(24)
I have sinned.--The grave condemnation of the prophet appalled the king. The grounds of the Divine rejection evidently sank deep into Saul's heart. Such a thought as that, in the eyes of the Invisible and Eternal, he ranked with the idolators and heathen sinners around, was, even for one sunk so low as Saul, terrible.
Because I feared the people.--He, with stammering lips, while deprecating the Divine sentence, still seeks to justify himself; but all that he could allege in excuse only more plainly marked out his unfitness for his high post. He could, after all, only plead that he loved the praise of men more than the approval of his God; that he preferred--as so many of earth's great ones have since done--the sweets of transient popular applause to the solitary consciousness that he was a faithful servant of the Highest.
Verse 24. - The words of Samuel struck Saul with terror. The same authority which had first given him the kingdom now withdraws it from him, and pronounces his offence as equal in God's sight to crimes which Saul himself held in great abhorrence. He humbles himself, therefore, before Samuel, acknowledges his sin, and frankly confesses that the cause of it had been his unwillingness to act in a manner contrary to the wishes of the people; and we must fairly conclude that the sparing of the spoil had been the people's doing. But was it not the king's duty to make the people obedient to Jehovah's voice? As the theocratic king, he was Jehovah's minister, and in preferring popularity to duty he showed himself unworthy of his position. Nor can we suppose that his confession of sin arose from penitence. It was the result simply of vexation at having his victory crossed by reproaches and disapproval from the only power capable of holding him in check. It seems, too, as if it were Samuel whom he feared more than Jehovah; for he speaks of
thy words, and asks Samuel to pardon his sin, and to grant him the favour of his public presence with him at the sacrifice which was about to be celebrated in honour of their triumph.

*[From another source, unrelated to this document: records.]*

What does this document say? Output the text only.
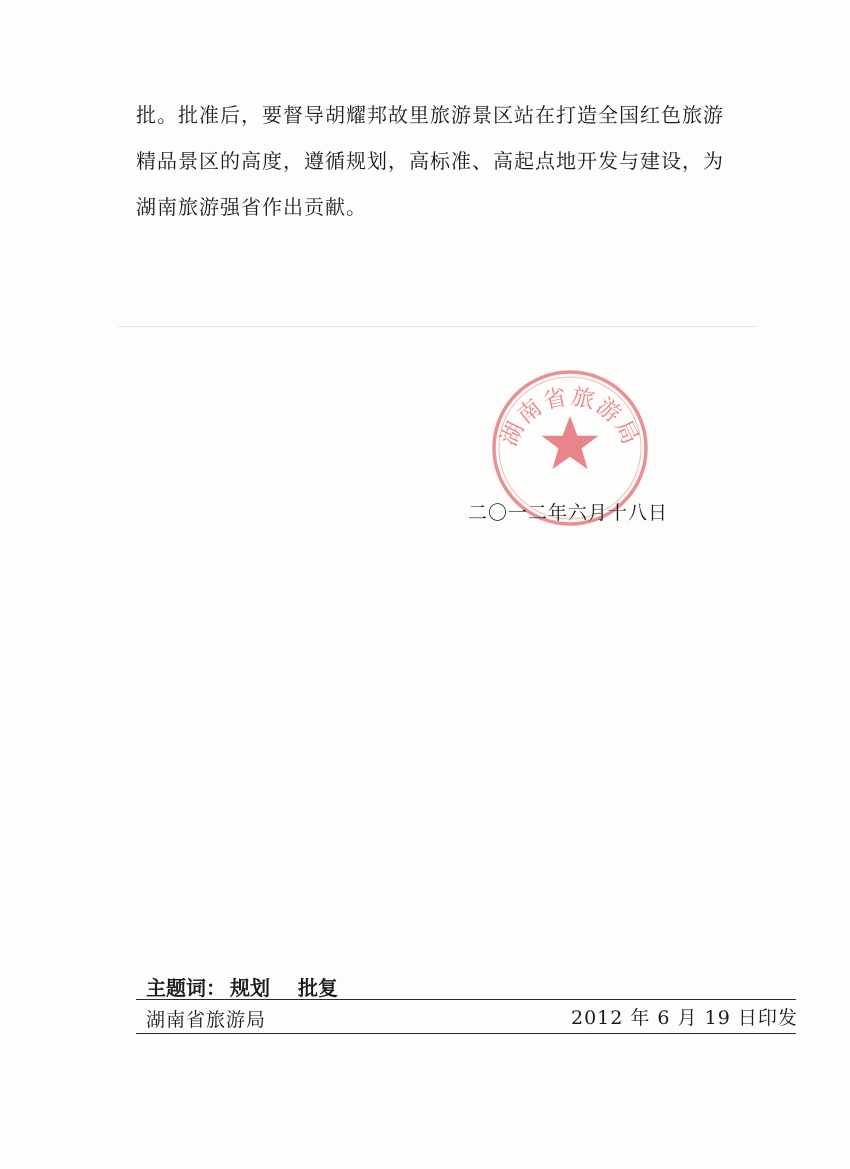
批。批准后，要督导胡耀邦故里旅游景区站在打造全国红色旅游

精品景区的高度，遵循规划，高标准、高起点地开发与建设，为

湖南旅游强省作出贡献。

湖南省旅游局
二〇一二年六月十八日
主题词： 规划 批复
湖南省旅游局	2012 年 6 月 19 日印发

15:24-31 There were several signs of hypocrisy in Saul's repentance. 1. He besought Samuel only, and seemed most anxious to stand right in his opinion, and to gain his favour. 2. He excuses his fault, even when confessing it; that is never the way of a true penitent. 3. All his care was to save his credit, and preserve his interest in the people. Men are fickle and alter their minds, feeble and cannot effect their purposes; something happens they could not foresee, by which their measures are broken; but with God it is not so. The Strength of Israel will not lie.
And Saul said unto Samuel, I have sinned,.... This confession of his sin does not appear to be ingenuous, cordial, and sincere, and was made chiefly for the sake of getting the sentence of rejecting him from being king reversed:
for I have transgressed the commandment of the Lord, and thy words; which last seems to be added to collogue with Samuel, and to ingratiate himself with him; and Abarbinel thinks that Saul suspected that Samuel had aggravated the matter of himself, and that he did not really transgress the words of the Lord, but as the words of Samuel; and therefore according to the words of Samuel he had sinned, but not according to the words of the Lord only:
because I feared the people; Doeg the Edomite, who was reckoned as all of them, Jarchi says: this was a mere excuse of Saul's, he stood in no fear of the people, he kept them in awe, and did as he would with them, as a sovereign prince:
and obeyed their voice; in sparing the best of the cattle; so be pretended, when it was his own will, and the effect of his covetousness.